Publicador de Conteúdos e Mídias

Câmara debate mudanças em projeto que facilita alvarás no comércio

Publicado em 27/08/2013 09h13

Muitas propostas de alterações deverão ser feitas ao projeto de lei nº 1.531/2013, do GDF, que atende a uma antiga reivindicação dos comerciantes da cidade: novas regras para facilitar o licenciamento de atividades econômicas e a obtenção de alvarás. O debate aconteceu na manhã desta terça-feira (27), no auditório da Câmara Legislativa, atraindo representantes de várias áreas do setor produtivo local, como federações e associações ligadas ao comércio e à indústria. O evento foi proposto pelos deputados Rôney Nemer e Robério Negreiros, ambos do PMDB.

Ao  abrir a discussão sobre o PL, que já tramita nas comissões da Casa, Nemer anunciou aos participantes que espera o envio, por escrito, das sugestões por parte das entidades até a próxima quinta-feira (29), assim como a indicação dos representantes que deverão discutir as propostas com os assessores do Legislativo e técnicos do GDF. As sugestões serão negociadas e incluídas na proposição que irá à votação em plenário, a partir da próxima semana.

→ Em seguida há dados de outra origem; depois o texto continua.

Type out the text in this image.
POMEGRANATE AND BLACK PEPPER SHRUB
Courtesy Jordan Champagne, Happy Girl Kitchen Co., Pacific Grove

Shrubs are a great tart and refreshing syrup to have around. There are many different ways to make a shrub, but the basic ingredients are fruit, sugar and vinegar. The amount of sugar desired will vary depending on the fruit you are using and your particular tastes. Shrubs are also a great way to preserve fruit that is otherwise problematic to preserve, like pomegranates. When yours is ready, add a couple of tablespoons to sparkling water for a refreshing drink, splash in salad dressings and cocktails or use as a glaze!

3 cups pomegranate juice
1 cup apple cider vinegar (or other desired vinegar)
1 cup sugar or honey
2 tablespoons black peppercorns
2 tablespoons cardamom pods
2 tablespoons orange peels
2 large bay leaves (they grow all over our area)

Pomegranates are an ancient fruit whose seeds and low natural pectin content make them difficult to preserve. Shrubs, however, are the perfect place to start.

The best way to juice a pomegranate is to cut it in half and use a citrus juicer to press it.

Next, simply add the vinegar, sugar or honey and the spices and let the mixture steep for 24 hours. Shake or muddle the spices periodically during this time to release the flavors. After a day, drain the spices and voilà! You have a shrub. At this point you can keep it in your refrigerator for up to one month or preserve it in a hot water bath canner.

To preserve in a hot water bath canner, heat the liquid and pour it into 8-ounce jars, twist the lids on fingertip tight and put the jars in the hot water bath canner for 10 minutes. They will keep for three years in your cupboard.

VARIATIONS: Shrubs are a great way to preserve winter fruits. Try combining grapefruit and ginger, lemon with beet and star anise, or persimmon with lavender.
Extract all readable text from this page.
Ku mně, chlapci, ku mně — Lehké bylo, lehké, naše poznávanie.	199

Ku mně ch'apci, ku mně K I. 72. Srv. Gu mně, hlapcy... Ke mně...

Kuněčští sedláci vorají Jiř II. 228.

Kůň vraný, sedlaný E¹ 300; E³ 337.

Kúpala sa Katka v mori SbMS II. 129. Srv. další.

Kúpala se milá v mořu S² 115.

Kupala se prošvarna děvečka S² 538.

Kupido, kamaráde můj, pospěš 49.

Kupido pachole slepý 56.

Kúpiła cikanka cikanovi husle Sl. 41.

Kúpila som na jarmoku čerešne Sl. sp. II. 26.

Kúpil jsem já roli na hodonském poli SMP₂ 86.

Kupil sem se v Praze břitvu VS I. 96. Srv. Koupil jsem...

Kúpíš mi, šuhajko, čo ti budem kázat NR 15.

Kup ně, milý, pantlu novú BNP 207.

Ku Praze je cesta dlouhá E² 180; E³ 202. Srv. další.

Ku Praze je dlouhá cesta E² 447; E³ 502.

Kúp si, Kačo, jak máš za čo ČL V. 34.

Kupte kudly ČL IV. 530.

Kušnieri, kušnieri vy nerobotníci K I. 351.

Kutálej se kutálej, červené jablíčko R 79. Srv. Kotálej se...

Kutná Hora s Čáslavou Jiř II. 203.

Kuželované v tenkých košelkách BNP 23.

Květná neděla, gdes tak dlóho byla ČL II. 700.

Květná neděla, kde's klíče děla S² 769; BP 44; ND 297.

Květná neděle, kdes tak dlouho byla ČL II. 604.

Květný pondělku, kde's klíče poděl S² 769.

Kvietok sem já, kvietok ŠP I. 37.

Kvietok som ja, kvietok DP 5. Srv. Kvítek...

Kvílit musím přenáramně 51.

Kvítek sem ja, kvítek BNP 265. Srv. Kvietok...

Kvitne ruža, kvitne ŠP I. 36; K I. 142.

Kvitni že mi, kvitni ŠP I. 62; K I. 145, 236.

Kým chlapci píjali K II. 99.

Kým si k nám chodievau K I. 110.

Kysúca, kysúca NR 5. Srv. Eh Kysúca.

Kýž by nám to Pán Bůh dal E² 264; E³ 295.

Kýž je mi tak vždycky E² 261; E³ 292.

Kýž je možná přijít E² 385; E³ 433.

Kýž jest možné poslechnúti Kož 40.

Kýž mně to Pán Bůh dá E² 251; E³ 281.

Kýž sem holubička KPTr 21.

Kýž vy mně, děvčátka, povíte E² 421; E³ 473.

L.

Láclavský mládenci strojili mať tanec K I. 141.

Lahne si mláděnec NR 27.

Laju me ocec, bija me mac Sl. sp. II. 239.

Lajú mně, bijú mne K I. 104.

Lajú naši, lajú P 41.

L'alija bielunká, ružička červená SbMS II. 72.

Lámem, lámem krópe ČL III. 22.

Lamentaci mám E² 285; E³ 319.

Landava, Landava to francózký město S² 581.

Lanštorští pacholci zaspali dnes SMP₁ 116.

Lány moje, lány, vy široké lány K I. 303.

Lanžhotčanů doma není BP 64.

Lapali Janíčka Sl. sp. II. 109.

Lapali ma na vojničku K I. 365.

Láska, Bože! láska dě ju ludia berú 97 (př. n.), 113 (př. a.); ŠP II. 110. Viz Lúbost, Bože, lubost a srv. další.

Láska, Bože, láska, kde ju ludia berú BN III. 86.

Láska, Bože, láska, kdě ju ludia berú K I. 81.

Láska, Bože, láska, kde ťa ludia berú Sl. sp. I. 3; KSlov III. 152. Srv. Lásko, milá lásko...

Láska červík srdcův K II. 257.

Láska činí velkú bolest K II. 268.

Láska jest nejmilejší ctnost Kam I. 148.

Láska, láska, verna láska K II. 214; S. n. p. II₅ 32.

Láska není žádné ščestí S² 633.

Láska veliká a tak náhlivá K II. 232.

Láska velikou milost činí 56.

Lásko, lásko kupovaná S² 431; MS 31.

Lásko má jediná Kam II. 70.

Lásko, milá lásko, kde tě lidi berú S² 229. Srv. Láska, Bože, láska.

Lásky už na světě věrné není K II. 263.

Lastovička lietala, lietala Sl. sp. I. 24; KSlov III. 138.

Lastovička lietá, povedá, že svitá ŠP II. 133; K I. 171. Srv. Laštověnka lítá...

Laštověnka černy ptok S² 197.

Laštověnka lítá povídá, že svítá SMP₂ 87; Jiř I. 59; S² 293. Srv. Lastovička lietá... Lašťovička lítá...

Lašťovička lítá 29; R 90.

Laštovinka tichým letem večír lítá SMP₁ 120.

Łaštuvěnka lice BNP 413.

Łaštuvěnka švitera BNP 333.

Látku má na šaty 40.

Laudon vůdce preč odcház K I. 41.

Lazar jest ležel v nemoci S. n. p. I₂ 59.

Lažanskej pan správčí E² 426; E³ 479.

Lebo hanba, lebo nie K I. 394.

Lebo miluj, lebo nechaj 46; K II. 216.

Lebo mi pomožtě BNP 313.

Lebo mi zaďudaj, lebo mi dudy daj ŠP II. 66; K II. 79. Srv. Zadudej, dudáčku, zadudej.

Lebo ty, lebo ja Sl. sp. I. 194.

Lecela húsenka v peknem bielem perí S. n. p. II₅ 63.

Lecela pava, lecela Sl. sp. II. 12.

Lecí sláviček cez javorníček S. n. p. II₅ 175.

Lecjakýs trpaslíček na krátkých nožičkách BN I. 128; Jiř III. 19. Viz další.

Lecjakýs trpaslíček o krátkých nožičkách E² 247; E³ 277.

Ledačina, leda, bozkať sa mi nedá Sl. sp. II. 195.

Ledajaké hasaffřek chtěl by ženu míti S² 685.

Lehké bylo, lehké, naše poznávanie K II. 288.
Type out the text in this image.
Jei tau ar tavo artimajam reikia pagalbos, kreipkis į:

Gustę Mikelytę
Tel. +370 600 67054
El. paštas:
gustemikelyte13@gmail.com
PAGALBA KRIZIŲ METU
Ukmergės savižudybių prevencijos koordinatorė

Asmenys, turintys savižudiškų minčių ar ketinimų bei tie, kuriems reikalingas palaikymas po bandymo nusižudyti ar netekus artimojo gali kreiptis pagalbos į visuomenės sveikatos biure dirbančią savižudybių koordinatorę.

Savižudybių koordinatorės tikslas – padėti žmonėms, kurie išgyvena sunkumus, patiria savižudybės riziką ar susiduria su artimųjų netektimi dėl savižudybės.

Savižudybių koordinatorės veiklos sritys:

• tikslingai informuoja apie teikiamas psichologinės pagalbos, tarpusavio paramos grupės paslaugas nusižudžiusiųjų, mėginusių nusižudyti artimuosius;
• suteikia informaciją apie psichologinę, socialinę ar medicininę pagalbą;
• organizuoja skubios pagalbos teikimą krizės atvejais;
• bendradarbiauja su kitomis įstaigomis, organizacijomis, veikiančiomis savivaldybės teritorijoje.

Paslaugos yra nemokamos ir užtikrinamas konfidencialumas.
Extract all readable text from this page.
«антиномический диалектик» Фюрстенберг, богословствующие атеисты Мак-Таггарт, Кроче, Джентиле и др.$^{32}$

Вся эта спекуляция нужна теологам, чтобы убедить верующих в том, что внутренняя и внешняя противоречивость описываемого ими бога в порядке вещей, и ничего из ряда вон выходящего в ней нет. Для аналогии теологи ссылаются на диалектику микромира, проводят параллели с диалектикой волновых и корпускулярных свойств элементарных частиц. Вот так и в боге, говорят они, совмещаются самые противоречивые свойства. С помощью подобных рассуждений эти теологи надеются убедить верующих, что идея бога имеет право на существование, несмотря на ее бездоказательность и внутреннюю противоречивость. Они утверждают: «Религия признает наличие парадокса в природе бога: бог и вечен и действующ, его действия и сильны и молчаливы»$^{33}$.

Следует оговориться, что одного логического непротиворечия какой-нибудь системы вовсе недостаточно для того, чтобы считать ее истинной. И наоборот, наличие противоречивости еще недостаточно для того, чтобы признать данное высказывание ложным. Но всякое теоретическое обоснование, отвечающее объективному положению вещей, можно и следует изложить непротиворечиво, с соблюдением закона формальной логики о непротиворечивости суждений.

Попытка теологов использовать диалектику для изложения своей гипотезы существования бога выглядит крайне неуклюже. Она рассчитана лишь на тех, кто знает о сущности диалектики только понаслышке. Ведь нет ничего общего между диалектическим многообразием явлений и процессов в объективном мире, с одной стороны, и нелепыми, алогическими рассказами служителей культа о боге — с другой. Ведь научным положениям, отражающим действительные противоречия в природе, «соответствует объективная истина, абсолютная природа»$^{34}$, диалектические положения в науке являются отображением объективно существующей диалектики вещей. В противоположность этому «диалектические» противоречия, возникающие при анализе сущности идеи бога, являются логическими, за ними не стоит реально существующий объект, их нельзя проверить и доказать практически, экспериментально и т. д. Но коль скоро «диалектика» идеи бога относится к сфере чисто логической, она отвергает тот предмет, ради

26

"Não podemos votar a proposta de força açodada. Precisamos antes afinar a nossa viola", defendeu Nemer, explicando que a aprovação de uma lei que contemple os vários segmentos envolvidos deverá  trazer "tranquilidade" a todos os que se consideram prejudicados com as dificuldades para a obtenção de alvarás de funcionamento.

O presidente da Câmara Legislativa, deputado Wasny de  Roure (PT),  informou que a Casa vem tentando aprofundar as matérias estruturantes para que a cidade alcance "status de normalidade", destacando o exemplo da questão do licenciamento das atividades comerciais. "Precisamos de uma normalização efetiva", pregou.

A deputada Eliana Pedrosa (PSD), relatora do projeto de lei na Comissão de Constituição e Justiça (CCJ), afirmou que as mudanças previstas são importantes para as famílias do DF, de forma a acabar com a insegurança jurídica que, segundo ela,  atrapalha a geração de renda e o incremento da economia local. "Brasília ficou uma cidade contida", criticou, sugerindo a realização de  nova audiência pública nos próximos dias, fora do horário comercial, para que o debate do projeto seja ampliado com a sociedade.

Dificuldades e sugestões – Os entraves burocráticos, as lacunas da legislação atual e a lentidão na análise dos pedidos de concessão de licenciamento para as atividades comerciais são alguns dos principais problemas apontados pelos líderes das entidades empresariais como alvos das mudanças a serem  incorporadas pela nova lei.  Eles garantiram que irão encaminhar ao Legislativo, como solicitado por Nemer, suas propostas para solucionar as falhas existentes.

O vice-presidente da Federação do Comércio (Fecomércio), Antônio Morais,  disse que entre os representantes dos 27 sindicatos patronais ligados àquela instituição prevalece o sentimento de insatisfação com as dificuldades para conseguir alvará no comércio. "Por isso, temos de atuar de forma irregular", protestou. Ele reclamou da "exagerada" aplicação de multas e dos valores "exacerbados". E defendeu a ampliação do prazo de defesa para os comerciantes.

Uma das sugestões que recebeu apoio unânime dos participantes foi  defendida pelo  representante da Federação das Indústrias do Distrito Federal (Fibra), Dione Cerqueira: a necessidade de a nova lei  estipular prazos menores para que órgãos do governo deliberem sobre os pedidos de licenciamento.

Um produtor rural de Sobradinho, Valdir Calixto,  condenou a legislação atual por criar impasse para a liberação de atividades comerciais em áreas  rurais. "Somos obrigados a pedir a liberação para a Terracap.  Estamos em desacordo com isso, pois a empresa não libera e só tem interesse em vender as nossas terras", reclamou.